House Republican leaders on Thursday made it clear that their chamber will proceed with an immigration overhaul on its own terms.
With the Senate set to consider its tenuously negotiated immigration rewrite as early as the first week of June, the top four House Republicans — Speaker John A. Boehner of Ohio, Majority Leader Eric Cantor of Virginia, Majority Whip Kevin McCarthy of California and Republican Conference Chairwoman Cathy McMorris Rodgers of Washington — issued a joint statement Thursday that was co-signed by House Judiciary Chairman Robert W. Goodlatte of Virginia.
The statement appeared to be an effort to tamp down the widely held notion in the Senate that passage of that chamber’s bill would put inordinate pressure on the House to take it up and approve it.
“While we applaud the progress made by our Senate colleagues, there are numerous ways in which the House will approach the issue differently,” they leaders said. “The House remains committed to fixing our broken immigration system, but we will not simply take up and accept the bill that is emerging in the Senate if it passes.
“Rather, through regular order, the House will work its will and produce its own legislation,” they continued, adding that each chamber should “engage in a robust debate and amendment process.”
“Our nation’s immigration processes, border security, and enforcement mechanisms remain dysfunctional [and] the House goal is enactment of legislation that actually solves these problems,” they concluded.
But while the Senate managed in a days-long markup to advance its immigration bill, the House still appears to be struggling to settle on a strategy.
A bipartisan group of House members, mirroring the Senate’s “gang of eight,” has been meeting consistently over the past several weeks to craft a broad-sweeping overhaul measure. But on Thursday, as members prepared to leave town for the recess, it seemed unlikely they would meet their self-imposed deadline to work out an agreement before Republicans strike out on their own, Idaho Republican Rep. Raúl R. Labrador suggested. Labrador has been a key negotiator in that group.
Meanwhile, some Republican lawmakers have embraced a piecemeal approach to immigration policy changes, which they say yields a better chance of success than a huge bill where a single unpopular provision could bring the whole thing crashing down.

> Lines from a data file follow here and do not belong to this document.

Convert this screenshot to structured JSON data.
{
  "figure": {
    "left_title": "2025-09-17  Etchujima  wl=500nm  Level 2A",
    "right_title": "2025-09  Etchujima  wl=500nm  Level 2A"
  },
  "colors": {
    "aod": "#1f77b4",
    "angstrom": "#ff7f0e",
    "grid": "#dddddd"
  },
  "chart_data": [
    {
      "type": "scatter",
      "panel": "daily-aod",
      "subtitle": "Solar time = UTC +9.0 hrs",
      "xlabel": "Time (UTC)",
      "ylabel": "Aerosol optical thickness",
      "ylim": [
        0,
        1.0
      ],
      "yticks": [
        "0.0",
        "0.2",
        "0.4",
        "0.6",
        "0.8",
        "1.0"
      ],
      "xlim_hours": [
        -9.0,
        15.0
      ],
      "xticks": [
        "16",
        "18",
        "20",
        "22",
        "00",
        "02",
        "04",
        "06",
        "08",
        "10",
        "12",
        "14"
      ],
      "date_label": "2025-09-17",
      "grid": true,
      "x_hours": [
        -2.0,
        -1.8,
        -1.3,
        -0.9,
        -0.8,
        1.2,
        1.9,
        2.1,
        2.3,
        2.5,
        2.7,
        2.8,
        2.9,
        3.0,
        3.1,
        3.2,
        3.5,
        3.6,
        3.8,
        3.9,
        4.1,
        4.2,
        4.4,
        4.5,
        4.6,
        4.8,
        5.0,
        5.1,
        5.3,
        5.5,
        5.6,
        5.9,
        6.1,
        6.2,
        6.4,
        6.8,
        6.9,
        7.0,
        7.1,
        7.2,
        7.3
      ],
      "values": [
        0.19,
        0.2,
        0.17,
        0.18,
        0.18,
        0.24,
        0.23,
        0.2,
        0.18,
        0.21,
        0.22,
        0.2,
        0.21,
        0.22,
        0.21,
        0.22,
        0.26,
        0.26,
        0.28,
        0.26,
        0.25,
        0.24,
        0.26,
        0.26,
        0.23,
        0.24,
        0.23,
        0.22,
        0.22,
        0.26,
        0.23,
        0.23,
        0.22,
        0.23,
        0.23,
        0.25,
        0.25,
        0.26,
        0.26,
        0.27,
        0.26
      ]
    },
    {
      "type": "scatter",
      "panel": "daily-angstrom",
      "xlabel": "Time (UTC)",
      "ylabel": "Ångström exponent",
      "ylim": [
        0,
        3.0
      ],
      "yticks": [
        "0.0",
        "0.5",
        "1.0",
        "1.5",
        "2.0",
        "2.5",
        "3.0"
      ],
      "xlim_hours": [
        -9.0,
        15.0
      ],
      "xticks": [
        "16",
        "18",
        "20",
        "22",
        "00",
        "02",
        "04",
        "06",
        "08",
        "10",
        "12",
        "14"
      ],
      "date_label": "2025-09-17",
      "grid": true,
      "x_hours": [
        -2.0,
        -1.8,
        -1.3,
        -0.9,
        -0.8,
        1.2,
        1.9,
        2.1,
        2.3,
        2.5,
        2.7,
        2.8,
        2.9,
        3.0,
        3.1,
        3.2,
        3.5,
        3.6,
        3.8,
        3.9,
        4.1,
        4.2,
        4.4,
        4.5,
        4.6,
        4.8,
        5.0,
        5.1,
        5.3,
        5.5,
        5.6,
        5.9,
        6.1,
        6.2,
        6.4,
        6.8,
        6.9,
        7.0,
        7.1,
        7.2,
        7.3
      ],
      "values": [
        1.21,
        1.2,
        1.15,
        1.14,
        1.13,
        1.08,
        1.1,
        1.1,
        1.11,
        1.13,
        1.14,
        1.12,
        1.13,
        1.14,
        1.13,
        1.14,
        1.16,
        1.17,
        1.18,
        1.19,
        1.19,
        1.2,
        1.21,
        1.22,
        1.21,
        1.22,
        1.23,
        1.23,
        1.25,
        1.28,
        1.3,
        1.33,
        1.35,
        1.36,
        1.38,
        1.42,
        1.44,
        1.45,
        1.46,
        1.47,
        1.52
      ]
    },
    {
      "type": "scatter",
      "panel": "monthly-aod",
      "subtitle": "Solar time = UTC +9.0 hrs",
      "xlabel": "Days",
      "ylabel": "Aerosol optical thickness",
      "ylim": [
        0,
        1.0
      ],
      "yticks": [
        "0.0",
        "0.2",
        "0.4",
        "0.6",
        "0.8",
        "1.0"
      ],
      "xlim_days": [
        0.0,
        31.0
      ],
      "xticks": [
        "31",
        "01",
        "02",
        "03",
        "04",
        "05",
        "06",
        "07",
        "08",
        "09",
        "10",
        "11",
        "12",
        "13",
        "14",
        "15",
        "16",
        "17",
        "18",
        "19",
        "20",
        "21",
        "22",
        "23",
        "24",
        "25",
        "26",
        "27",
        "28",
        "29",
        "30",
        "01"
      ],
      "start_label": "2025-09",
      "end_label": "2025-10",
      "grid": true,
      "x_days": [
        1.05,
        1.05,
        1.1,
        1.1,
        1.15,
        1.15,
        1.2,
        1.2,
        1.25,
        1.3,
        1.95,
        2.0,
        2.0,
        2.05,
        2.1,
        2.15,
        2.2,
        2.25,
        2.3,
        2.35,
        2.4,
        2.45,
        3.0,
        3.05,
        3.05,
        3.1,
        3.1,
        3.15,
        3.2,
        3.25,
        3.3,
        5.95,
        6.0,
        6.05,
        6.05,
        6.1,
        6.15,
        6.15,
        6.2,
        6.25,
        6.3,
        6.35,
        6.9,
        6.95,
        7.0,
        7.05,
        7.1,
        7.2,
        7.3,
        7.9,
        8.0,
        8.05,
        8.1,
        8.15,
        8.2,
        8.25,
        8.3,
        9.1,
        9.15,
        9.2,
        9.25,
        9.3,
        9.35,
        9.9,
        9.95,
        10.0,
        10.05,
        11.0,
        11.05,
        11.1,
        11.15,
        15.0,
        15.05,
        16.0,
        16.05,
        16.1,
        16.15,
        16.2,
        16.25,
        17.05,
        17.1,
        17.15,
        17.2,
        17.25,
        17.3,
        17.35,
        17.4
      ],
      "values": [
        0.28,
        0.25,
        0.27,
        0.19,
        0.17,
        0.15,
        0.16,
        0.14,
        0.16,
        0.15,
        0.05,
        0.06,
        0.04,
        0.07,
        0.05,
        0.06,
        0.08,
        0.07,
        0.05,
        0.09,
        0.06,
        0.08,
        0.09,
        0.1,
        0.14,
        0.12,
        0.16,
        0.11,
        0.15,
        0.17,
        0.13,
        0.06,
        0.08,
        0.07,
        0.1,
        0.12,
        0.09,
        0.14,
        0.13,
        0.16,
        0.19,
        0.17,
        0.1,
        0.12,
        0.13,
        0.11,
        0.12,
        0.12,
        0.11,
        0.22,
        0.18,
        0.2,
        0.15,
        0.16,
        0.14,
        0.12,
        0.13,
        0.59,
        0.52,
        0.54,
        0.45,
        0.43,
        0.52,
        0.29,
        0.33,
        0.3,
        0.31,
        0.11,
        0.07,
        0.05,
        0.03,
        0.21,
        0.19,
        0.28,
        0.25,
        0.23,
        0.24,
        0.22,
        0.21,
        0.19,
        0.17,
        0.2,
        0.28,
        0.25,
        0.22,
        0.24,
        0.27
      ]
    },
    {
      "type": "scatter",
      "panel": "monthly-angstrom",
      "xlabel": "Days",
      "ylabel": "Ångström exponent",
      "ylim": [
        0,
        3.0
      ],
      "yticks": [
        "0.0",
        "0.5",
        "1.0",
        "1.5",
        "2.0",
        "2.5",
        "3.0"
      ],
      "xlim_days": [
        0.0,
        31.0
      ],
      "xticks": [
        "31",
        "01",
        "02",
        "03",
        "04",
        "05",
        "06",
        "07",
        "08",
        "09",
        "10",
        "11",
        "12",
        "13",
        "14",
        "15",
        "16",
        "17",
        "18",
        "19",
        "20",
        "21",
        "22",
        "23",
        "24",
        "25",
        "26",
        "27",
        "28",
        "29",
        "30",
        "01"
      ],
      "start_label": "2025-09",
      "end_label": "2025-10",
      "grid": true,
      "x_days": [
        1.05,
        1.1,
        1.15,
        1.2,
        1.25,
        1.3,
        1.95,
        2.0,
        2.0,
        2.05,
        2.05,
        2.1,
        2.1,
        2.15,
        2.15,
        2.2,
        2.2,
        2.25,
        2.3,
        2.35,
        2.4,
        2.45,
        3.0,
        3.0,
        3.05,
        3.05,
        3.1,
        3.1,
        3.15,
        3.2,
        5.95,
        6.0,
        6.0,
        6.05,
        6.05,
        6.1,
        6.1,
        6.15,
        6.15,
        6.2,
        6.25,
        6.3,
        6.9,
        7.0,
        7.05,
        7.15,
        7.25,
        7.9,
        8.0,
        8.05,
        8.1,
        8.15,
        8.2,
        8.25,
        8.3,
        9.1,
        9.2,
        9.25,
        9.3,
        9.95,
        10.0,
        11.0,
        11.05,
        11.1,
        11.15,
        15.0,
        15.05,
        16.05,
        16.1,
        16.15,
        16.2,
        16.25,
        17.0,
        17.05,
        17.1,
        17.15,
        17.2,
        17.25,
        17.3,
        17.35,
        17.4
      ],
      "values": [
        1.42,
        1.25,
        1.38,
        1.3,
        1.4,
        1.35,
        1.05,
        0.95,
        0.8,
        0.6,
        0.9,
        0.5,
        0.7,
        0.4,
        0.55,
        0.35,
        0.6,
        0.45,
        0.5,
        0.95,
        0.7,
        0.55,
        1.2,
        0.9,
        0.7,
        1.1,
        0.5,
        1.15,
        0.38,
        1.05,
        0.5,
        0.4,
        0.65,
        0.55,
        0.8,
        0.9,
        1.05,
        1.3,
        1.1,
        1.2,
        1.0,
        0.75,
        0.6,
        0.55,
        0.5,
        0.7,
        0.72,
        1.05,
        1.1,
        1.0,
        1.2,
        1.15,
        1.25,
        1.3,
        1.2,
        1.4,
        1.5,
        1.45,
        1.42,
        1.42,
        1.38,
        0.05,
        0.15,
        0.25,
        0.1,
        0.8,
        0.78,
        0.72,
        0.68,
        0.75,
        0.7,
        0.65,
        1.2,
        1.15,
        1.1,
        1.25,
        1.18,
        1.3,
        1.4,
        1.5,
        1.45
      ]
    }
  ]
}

“I think everyone, if they really think about it, supports [this approach],” said Rep. Darrell Issa, R-Calif., who, as chairman of the Oversight and Government Reform Committee and a member of the Judiciary Committee, joined Goodlatte on Thursday in introducing legislation to improve high-skilled immigration programs. “You shouldn’t have a bad item traded for another item in another part of the bill.”